Тогда ксендз Лавринович соборовал умиравшего. В восьмом часу вечера началась последняя битва между жизнью и смертью. В девятом часу лекарь склонился над умирающим. Мгновенье он оставался в этой позе. А когда обратил лицо к присутствующим, они прочли в нем все.
* * *
Ночь с 26 на 27 ноября, которая теперь объяла землю и небо, безраздельно завладев ими, была, как все прочие ночи Востока, когда улицы пусты и темны, когда воют псы и шныряют крысы, когда только лишь сквозь щели суеверных домишек просачивается немного света. В комнате, где завершилась долгая борьба между жизнью и смертью, свеча озарила ничем не застланный стол, несколько простых стульев, походную койку, на которой распростерлось тело пилигрима. Те, которые были тогда при нем, запомнили до конца дней своих этот стол, эти несколько стульев и койку, на которой скончался Адам Мицкевич.
«Была ли это холера? — писал Леви в своем дневнике. — После бальзамирования тела кто это может знать наверное? Не было и следа почернения лица, что, как говорят, бывает в подобных случаях, ни после смерти, ни до нее. Никакого изменения дыхания, даже во время агонии. Ни следа разложения, даже по прошествии суток. Один из врачей уверял за полтора часа до смерти, что совершенно нет холеры, другой до конца твердил, что это не холера…»

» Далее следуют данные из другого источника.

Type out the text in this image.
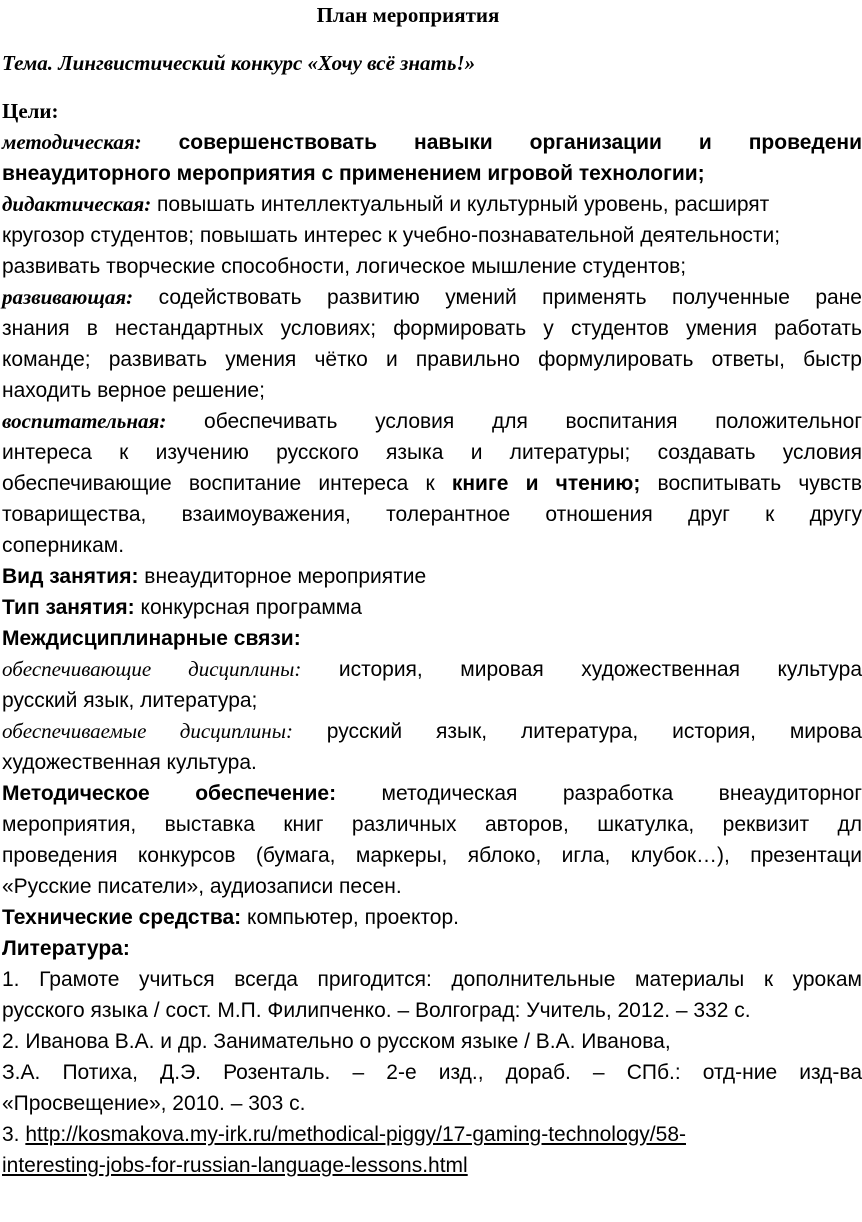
План мероприятия
Тема. Лингвистический конкурс «Хочу всё знать!»
Цели:
методическая: совершенствовать навыки организации и проведени
внеаудиторного мероприятия с применением игровой технологии;
дидактическая: повышать интеллектуальный и культурный уровень, расширят
кругозор студентов; повышать интерес к учебно-познавательной деятельности;
развивать творческие способности, логическое мышление студентов;
развивающая: содействовать развитию умений применять полученные ране
знания в нестандартных условиях; формировать у студентов умения работать
команде; развивать умения чётко и правильно формулировать ответы, быстр
находить верное решение;
воспитательная: обеспечивать условия для воспитания положительног
интереса к изучению русского языка и литературы; создавать условия
обеспечивающие воспитание интереса к книге и чтению; воспитывать чувств
товарищества, взаимоуважения, толерантное отношения друг к другу
соперникам.
Вид занятия: внеаудиторное мероприятие
Тип занятия: конкурсная программа
Междисциплинарные связи:
обеспечивающие дисциплины: история, мировая художественная культура
русский язык, литература;
обеспечиваемые дисциплины: русский язык, литература, история, мирова
художественная культура.
Методическое обеспечение: методическая разработка внеаудиторног
мероприятия, выставка книг различных авторов, шкатулка, реквизит дл
проведения конкурсов (бумага, маркеры, яблоко, игла, клубок…), презентаци
«Русские писатели», аудиозаписи песен.
Технические средства: компьютер, проектор.
Литература:
1. Грамоте учиться всегда пригодится: дополнительные материалы к урокам
русского языка / сост. М.П. Филипченко. – Волгоград: Учитель, 2012. – 332 с.
2. Иванова В.А. и др. Занимательно о русском языке / В.А. Иванова,
З.А. Потиха, Д.Э. Розенталь. – 2-е изд., дораб. – СПб.: отд-ние изд-ва
«Просвещение», 2010. – 303 с.
3. http://kosmakova.my-irk.ru/methodical-piggy/17-gaming-technology/58-
interesting-jobs-for-russian-language-lessons.html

Граф Замойский 12 декабря издал приказ по дивизии султанских казаков, которым распорядился установить в войске трехмесячный траур по Адаму Мицкевичу.
* * *
30 декабря день выдался дождливый и сумрачный. Гроб с останками Адама Мицкевича, водруженный до сих пор на импровизированный помост, сооруженный из створок входных дверей, опирающихся на деревянные козлы, — гроб с останками поэта подняли на плечи офицеры первого пехотного полка и перенесли на телегу, запряженную парой волов. Телега была задрапирована черным сукном. Между двумя шеренгами солдат из дивизии Владислава Замойского, в красно-синих мундирах, в каскетках, прикрытых клеенкой, с оружием, опущенным дулом вниз, между офицерами, эполеты которых были затянуты крепом, телега двигалась узкими улочками под дождем вниз с горы Пера. Перед кортежем ксендзов шел оркестр, игравший траурный марш. Вслед за повозкой шли по-братски, плечом к плечу поляки, турки, евреи, армяне, французы, сербы, албанцы, болгары, греки, итальянцы и далматинцы.
По мере того как похоронная процессия продвигалась вперед, толпа росла. Невозможно было охватить взглядом все шествие. Черные тюрбаны и непокрытые головы, нищие и богачи. И хотя гроб внесли на время богослужения в католический костел на улице Пера, толпа, которая густо стояла под холодным моросящим небом, не расходилась. Ожидали терпеливо, в молчании…
По Пере и Галате похоронная процессия достигла Топханэ, где гроб был поставлен в лодку и перевезен на пакетбот «Евфрат».
31 декабря гроб с телом Адама Мицкевича отбыл во Францию. Небо в этот день было ясное, а потом взошли звезды. На земле и на море насколько хватало глаз ночь была тихая и спокойная.